Plaintiff contends that the statute of limitations on her breach of fiduciary duty claims should be six years instead of three because the claims are based on fraud (see e.g. IDT Corp. v Morgan Stanley Dean Witter & Co., 12 N.Y.3d 132, 139 [2009]). However, since, as indicated, the complaint fails to state a cause of action for fraud, the statute of limitations for the breach of fiduciary duty claims, which seek money damages rather than equitable relief, is three years (see Kaufman v Cohen, 307 A.D.2d 113, 119 [1st Dept 2003]); thus, those claims are time barred.

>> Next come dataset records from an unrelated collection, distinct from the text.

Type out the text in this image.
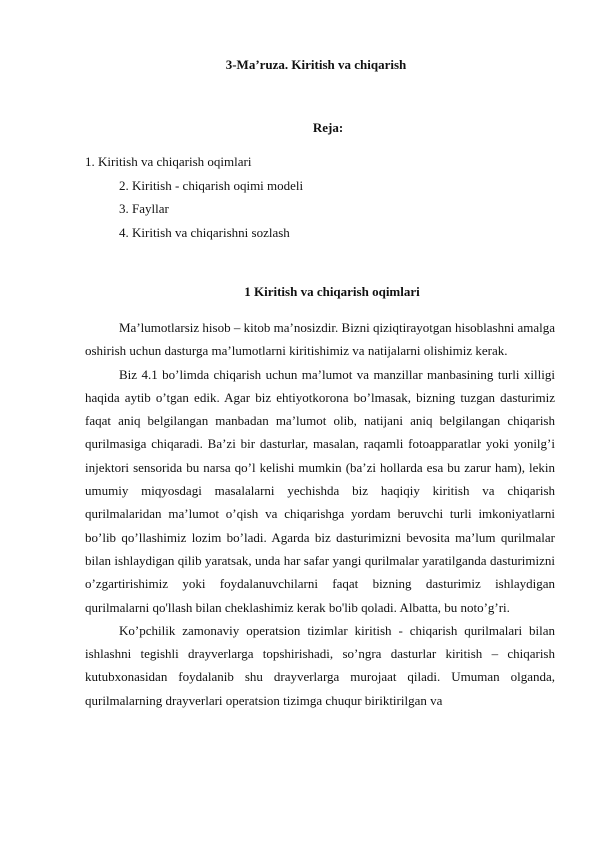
3-Ma’ruza. Kiritish va chiqarish
Reja:
1. Kiritish va chiqarish oqimlari
2. Kiritish - chiqarish oqimi modeli
3. Fayllar
4. Kiritish va chiqarishni sozlash
1 Kiritish va chiqarish oqimlari

Ma’lumotlarsiz hisob – kitob ma’nosizdir. Bizni qiziqtirayotgan hisoblashni amalga oshirish uchun dasturga ma’lumotlarni kiritishimiz va natijalarni olishimiz kerak.

Biz 4.1 bo’limda chiqarish uchun ma’lumot va manzillar manbasining turli xilligi haqida aytib o’tgan edik. Agar biz ehtiyotkorona bo’lmasak, bizning tuzgan dasturimiz faqat aniq belgilangan manbadan ma’lumot olib, natijani aniq belgilangan chiqarish qurilmasiga chiqaradi. Ba’zi bir dasturlar, masalan, raqamli fotoapparatlar yoki yonilg’i injektori sensorida bu narsa qo’l kelishi mumkin (ba’zi hollarda esa bu zarur ham), lekin umumiy miqyosdagi masalalarni yechishda biz haqiqiy kiritish va chiqarish qurilmalaridan ma’lumot o’qish va chiqarishga yordam beruvchi turli imkoniyatlarni bo’lib qo’llashimiz lozim bo’ladi. Agarda biz dasturimizni bevosita ma’lum qurilmalar bilan ishlaydigan qilib yaratsak, unda har safar yangi qurilmalar yaratilganda dasturimizni o’zgartirishimiz yoki foydalanuvchilarni faqat bizning dasturimiz ishlaydigan qurilmalarni qo'llash bilan cheklashimiz kerak bo'lib qoladi. Albatta, bu noto’g’ri.

Ko’pchilik zamonaviy operatsion tizimlar kiritish - chiqarish qurilmalari bilan ishlashni tegishli drayverlarga topshirishadi, so’ngra dasturlar kiritish – chiqarish kutubxonasidan foydalanib shu drayverlarga murojaat qiladi. Umuman olganda, qurilmalarning drayverlari operatsion tizimga chuqur biriktirilgan va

We also reject plaintiff's contention that defendants should be equitably estopped by their fraud from asserting the three-year statute of limitations defense to the malpractice, breach of contract (this claim is duplicative of the malpractice claim), and conversion claims. First, the complaint does not state a cause of action for fraud. Second, the failure to disclose that underlies plaintiff's equitable estoppel argument is also the basis for her fraud claim (see Ross v Louise Wise Servs., Inc., 8 N.Y.3d 478, 491 [2007]; see also Corsello v Verizon N.Y., Inc., 18 N.Y.3d 777, 789 [2012]). Third, plaintiff fails to allege specific actions by defendants that kept her from timely bringing suit (see Putter v North Shore Univ. Hosp., 7 N.Y.3d 548, 553 [2006]); mere failure to disclose wrongdoing is not sufficient (see Ross, 8 NY3d at 491; see also Zumpano v Quinn, 6 N.Y.3d 666, 675 [2006]). Fourth, with respect to the malpractice and breach of contract claims, the complaint admits that plaintiff realized by November 2003 that defendants' representation of her had fallen below the skill and knowledge commonly required of members of the legal profession (see Putter, 7 NY3d at 553; Zumpano, 6 NY3d at 674).

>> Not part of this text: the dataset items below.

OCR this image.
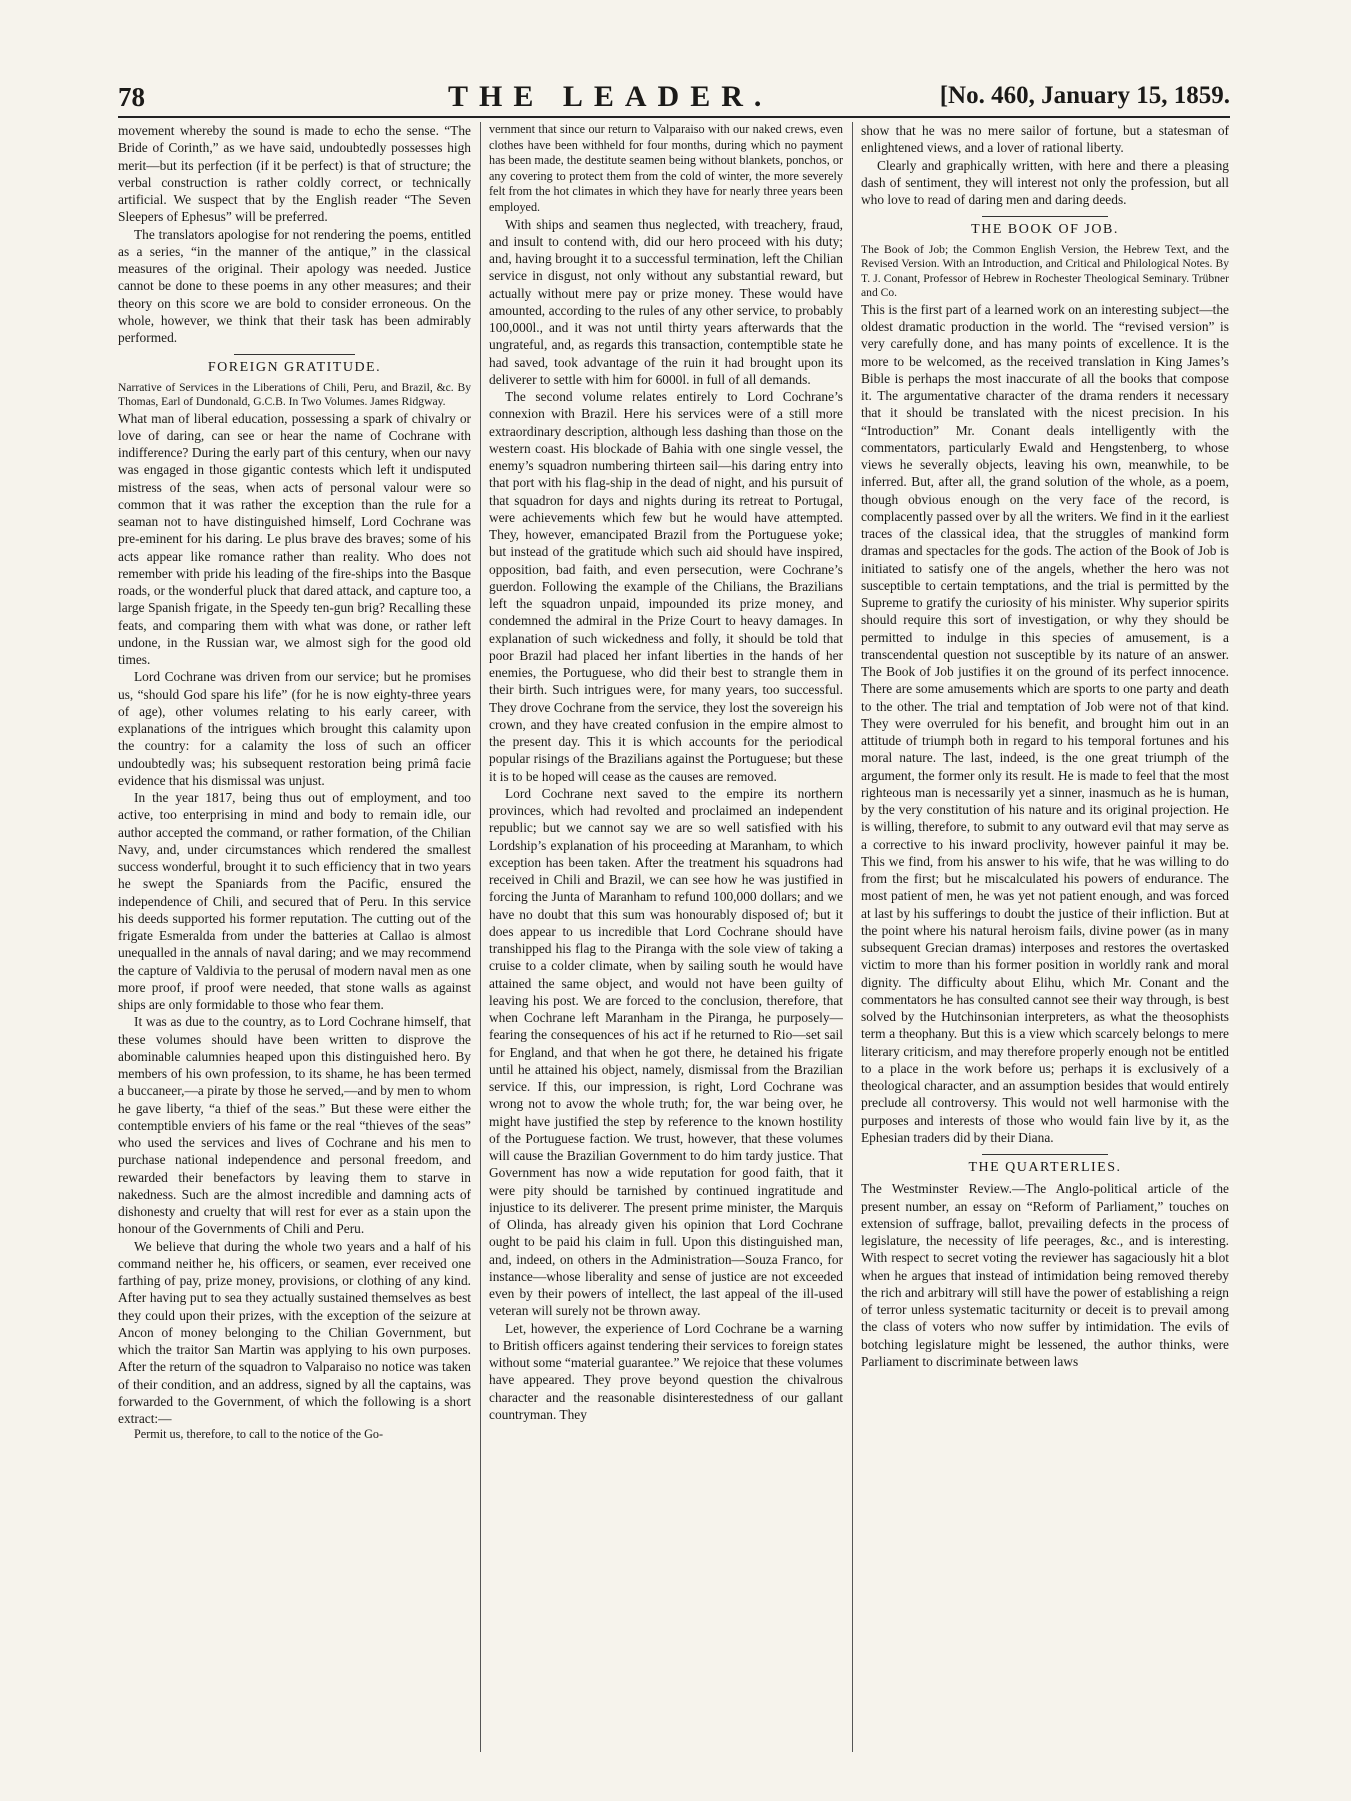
78	THE LEADER.	[No. 460, January 15, 1859.

movement whereby the sound is made to echo the sense. “The Bride of Corinth,” as we have said, undoubtedly possesses high merit—but its perfection (if it be perfect) is that of structure; the verbal construction is rather coldly correct, or technically artificial. We suspect that by the English reader “The Seven Sleepers of Ephesus” will be preferred.

The translators apologise for not rendering the poems, entitled as a series, “in the manner of the antique,” in the classical measures of the original. Their apology was needed. Justice cannot be done to these poems in any other measures; and their theory on this score we are bold to consider erroneous. On the whole, however, we think that their task has been admirably performed.

FOREIGN GRATITUDE.

Narrative of Services in the Liberations of Chili, Peru, and Brazil, &c. By Thomas, Earl of Dundonald, G.C.B. In Two Volumes. James Ridgway.

What man of liberal education, possessing a spark of chivalry or love of daring, can see or hear the name of Cochrane with indifference? During the early part of this century, when our navy was engaged in those gigantic contests which left it undisputed mistress of the seas, when acts of personal valour were so common that it was rather the exception than the rule for a seaman not to have distinguished himself, Lord Cochrane was pre-eminent for his daring. Le plus brave des braves; some of his acts appear like romance rather than reality. Who does not remember with pride his leading of the fire-ships into the Basque roads, or the wonderful pluck that dared attack, and capture too, a large Spanish frigate, in the Speedy ten-gun brig? Recalling these feats, and comparing them with what was done, or rather left undone, in the Russian war, we almost sigh for the good old times.

Lord Cochrane was driven from our service; but he promises us, “should God spare his life” (for he is now eighty-three years of age), other volumes relating to his early career, with explanations of the intrigues which brought this calamity upon the country: for a calamity the loss of such an officer undoubtedly was; his subsequent restoration being primâ facie evidence that his dismissal was unjust.

In the year 1817, being thus out of employment, and too active, too enterprising in mind and body to remain idle, our author accepted the command, or rather formation, of the Chilian Navy, and, under circumstances which rendered the smallest success wonderful, brought it to such efficiency that in two years he swept the Spaniards from the Pacific, ensured the independence of Chili, and secured that of Peru. In this service his deeds supported his former reputation. The cutting out of the frigate Esmeralda from under the batteries at Callao is almost unequalled in the annals of naval daring; and we may recommend the capture of Valdivia to the perusal of modern naval men as one more proof, if proof were needed, that stone walls as against ships are only formidable to those who fear them.

It was as due to the country, as to Lord Cochrane himself, that these volumes should have been written to disprove the abominable calumnies heaped upon this distinguished hero. By members of his own profession, to its shame, he has been termed a buccaneer,—a pirate by those he served,—and by men to whom he gave liberty, “a thief of the seas.” But these were either the contemptible enviers of his fame or the real “thieves of the seas” who used the services and lives of Cochrane and his men to purchase national independence and personal freedom, and rewarded their benefactors by leaving them to starve in nakedness. Such are the almost incredible and damning acts of dishonesty and cruelty that will rest for ever as a stain upon the honour of the Governments of Chili and Peru.

We believe that during the whole two years and a half of his command neither he, his officers, or seamen, ever received one farthing of pay, prize money, provisions, or clothing of any kind. After having put to sea they actually sustained themselves as best they could upon their prizes, with the exception of the seizure at Ancon of money belonging to the Chilian Government, but which the traitor San Martin was applying to his own purposes. After the return of the squadron to Valparaiso no notice was taken of their condition, and an address, signed by all the captains, was forwarded to the Government, of which the following is a short extract:—

Permit us, therefore, to call to the notice of the Go-

vernment that since our return to Valparaiso with our naked crews, even clothes have been withheld for four months, during which no payment has been made, the destitute seamen being without blankets, ponchos, or any covering to protect them from the cold of winter, the more severely felt from the hot climates in which they have for nearly three years been employed.

With ships and seamen thus neglected, with treachery, fraud, and insult to contend with, did our hero proceed with his duty; and, having brought it to a successful termination, left the Chilian service in disgust, not only without any substantial reward, but actually without mere pay or prize money. These would have amounted, according to the rules of any other service, to probably 100,000l., and it was not until thirty years afterwards that the ungrateful, and, as regards this transaction, contemptible state he had saved, took advantage of the ruin it had brought upon its deliverer to settle with him for 6000l. in full of all demands.

The second volume relates entirely to Lord Cochrane’s connexion with Brazil. Here his services were of a still more extraordinary description, although less dashing than those on the western coast. His blockade of Bahia with one single vessel, the enemy’s squadron numbering thirteen sail—his daring entry into that port with his flag-ship in the dead of night, and his pursuit of that squadron for days and nights during its retreat to Portugal, were achievements which few but he would have attempted. They, however, emancipated Brazil from the Portuguese yoke; but instead of the gratitude which such aid should have inspired, opposition, bad faith, and even persecution, were Cochrane’s guerdon. Following the example of the Chilians, the Brazilians left the squadron unpaid, impounded its prize money, and condemned the admiral in the Prize Court to heavy damages. In explanation of such wickedness and folly, it should be told that poor Brazil had placed her infant liberties in the hands of her enemies, the Portuguese, who did their best to strangle them in their birth. Such intrigues were, for many years, too successful. They drove Cochrane from the service, they lost the sovereign his crown, and they have created confusion in the empire almost to the present day. This it is which accounts for the periodical popular risings of the Brazilians against the Portuguese; but these it is to be hoped will cease as the causes are removed.

Lord Cochrane next saved to the empire its northern provinces, which had revolted and proclaimed an independent republic; but we cannot say we are so well satisfied with his Lordship’s explanation of his proceeding at Maranham, to which exception has been taken. After the treatment his squadrons had received in Chili and Brazil, we can see how he was justified in forcing the Junta of Maranham to refund 100,000 dollars; and we have no doubt that this sum was honourably disposed of; but it does appear to us incredible that Lord Cochrane should have transhipped his flag to the Piranga with the sole view of taking a cruise to a colder climate, when by sailing south he would have attained the same object, and would not have been guilty of leaving his post. We are forced to the conclusion, therefore, that when Cochrane left Maranham in the Piranga, he purposely—fearing the consequences of his act if he returned to Rio—set sail for England, and that when he got there, he detained his frigate until he attained his object, namely, dismissal from the Brazilian service. If this, our impression, is right, Lord Cochrane was wrong not to avow the whole truth; for, the war being over, he might have justified the step by reference to the known hostility of the Portuguese faction. We trust, however, that these volumes will cause the Brazilian Government to do him tardy justice. That Government has now a wide reputation for good faith, that it were pity should be tarnished by continued ingratitude and injustice to its deliverer. The present prime minister, the Marquis of Olinda, has already given his opinion that Lord Cochrane ought to be paid his claim in full. Upon this distinguished man, and, indeed, on others in the Administration—Souza Franco, for instance—whose liberality and sense of justice are not exceeded even by their powers of intellect, the last appeal of the ill-used veteran will surely not be thrown away.

Let, however, the experience of Lord Cochrane be a warning to British officers against tendering their services to foreign states without some “material guarantee.” We rejoice that these volumes have appeared. They prove beyond question the chivalrous character and the reasonable disinterestedness of our gallant countryman. They

show that he was no mere sailor of fortune, but a statesman of enlightened views, and a lover of rational liberty.

Clearly and graphically written, with here and there a pleasing dash of sentiment, they will interest not only the profession, but all who love to read of daring men and daring deeds.

THE BOOK OF JOB.

The Book of Job; the Common English Version, the Hebrew Text, and the Revised Version. With an Introduction, and Critical and Philological Notes. By T. J. Conant, Professor of Hebrew in Rochester Theological Seminary. Trübner and Co.

This is the first part of a learned work on an interesting subject—the oldest dramatic production in the world. The “revised version” is very carefully done, and has many points of excellence. It is the more to be welcomed, as the received translation in King James’s Bible is perhaps the most inaccurate of all the books that compose it. The argumentative character of the drama renders it necessary that it should be translated with the nicest precision. In his “Introduction” Mr. Conant deals intelligently with the commentators, particularly Ewald and Hengstenberg, to whose views he severally objects, leaving his own, meanwhile, to be inferred. But, after all, the grand solution of the whole, as a poem, though obvious enough on the very face of the record, is complacently passed over by all the writers. We find in it the earliest traces of the classical idea, that the struggles of mankind form dramas and spectacles for the gods. The action of the Book of Job is initiated to satisfy one of the angels, whether the hero was not susceptible to certain temptations, and the trial is permitted by the Supreme to gratify the curiosity of his minister. Why superior spirits should require this sort of investigation, or why they should be permitted to indulge in this species of amusement, is a transcendental question not susceptible by its nature of an answer. The Book of Job justifies it on the ground of its perfect innocence. There are some amusements which are sports to one party and death to the other. The trial and temptation of Job were not of that kind. They were overruled for his benefit, and brought him out in an attitude of triumph both in regard to his temporal fortunes and his moral nature. The last, indeed, is the one great triumph of the argument, the former only its result. He is made to feel that the most righteous man is necessarily yet a sinner, inasmuch as he is human, by the very constitution of his nature and its original projection. He is willing, therefore, to submit to any outward evil that may serve as a corrective to his inward proclivity, however painful it may be. This we find, from his answer to his wife, that he was willing to do from the first; but he miscalculated his powers of endurance. The most patient of men, he was yet not patient enough, and was forced at last by his sufferings to doubt the justice of their infliction. But at the point where his natural heroism fails, divine power (as in many subsequent Grecian dramas) interposes and restores the overtasked victim to more than his former position in worldly rank and moral dignity. The difficulty about Elihu, which Mr. Conant and the commentators he has consulted cannot see their way through, is best solved by the Hutchinsonian interpreters, as what the theosophists term a theophany. But this is a view which scarcely belongs to mere literary criticism, and may therefore properly enough not be entitled to a place in the work before us; perhaps it is exclusively of a theological character, and an assumption besides that would entirely preclude all controversy. This would not well harmonise with the purposes and interests of those who would fain live by it, as the Ephesian traders did by their Diana.

THE QUARTERLIES.

The Westminster Review.—The Anglo-political article of the present number, an essay on “Reform of Parliament,” touches on extension of suffrage, ballot, prevailing defects in the process of legislature, the necessity of life peerages, &c., and is interesting. With respect to secret voting the reviewer has sagaciously hit a blot when he argues that instead of intimidation being removed thereby the rich and arbitrary will still have the power of establishing a reign of terror unless systematic taciturnity or deceit is to prevail among the class of voters who now suffer by intimidation. The evils of botching legislature might be lessened, the author thinks, were Parliament to discriminate between laws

Plaintiff failed to support her request for leave to amend with an affidavit of merits and such other evidence as is appropriate on a motion for summary judgment (see Non-Linear Trading Co. v Braddis Assoc., 243 A.D.2d 107, 116 [1st Dept 1998]).

Plaintiff's motion for sanctions against Curtis and Rice for retaining her files must be denied. Plaintiff had an opportunity to retrieve her files in 2005 whenCurtis submitted an affidavit stating that plaintiff already had at least 99% of the case file from the actions underlying this malpractice case. In 2009, when plaintiff came to identify her files and belongings, Rice, as Curtis's counsel, had an obligation to supervise their removal to make certain that papers were properly duplicated and work product remained with Curtis or counsel. Thus, sanctions against her are not warranted. However, Rice's and Curtis's insistence on not returning original documents and requiring plaintiff to designate each garment individually, needlessly involving intervention by the Court and its clerk, to obtain documents and garments that had been previously ordered returned, precludes them from obtaining costs or sanctions from plaintiff.

Plaintiff's motion to vacate and renew was correctly denied as to defendant Cheryl F. Riess, since nothing new nor any specific evidence offered was directed against Riess.

The branch of the motion based on CPLR 5015(a)(3) (fraud, misrepresentation, or other misconduct) was correctly denied as to Rice and the Curtis defendants, since plaintiff did not show that either Rice or the Curtis defendants committed fraud in procuring the July 2010 orders; she merely tried to show that the Curtis defendants had committed fraud in the underlying transaction (see Jericho Group, Ltd. v Midtown Dev., L.P., 47 A.D.3d 463 [1st Dept 2008], lv dismissed 11 N.Y.3d 801 [2008]). In any event, we are vacating the award of sanctions.

The branch of the motion based on CPLR 5015(a)(2) (newly-discovered evidence) was correctly denied as to the Curtis defendants and Rice because the evidence would not have produced a different result (see Matter of Tamara B. v Pete F., 220 A.D.2d 318 [1st Dept 1995]). Similarly, assuming, without deciding, that plaintiff offered "new facts" on her CPLR 2221(e) motion, those facts would not have changed the prior determination (see Mejia-Ortiz v Inoa, 89 A.D.3d 514 [1st Dept 2011]).

As to plaintiff's motion for summary judgment dismissing the Curtis defendants' counterclaim, plaintiff and the Curtis defendants signed a stipulation that withdrew the counterclaim with prejudice.

THIS CONSTITUTES THE DECISION AND ORDER OF THE SUPREME COURT, APPELLATE DIVISION, FIRST DEPARTMENT.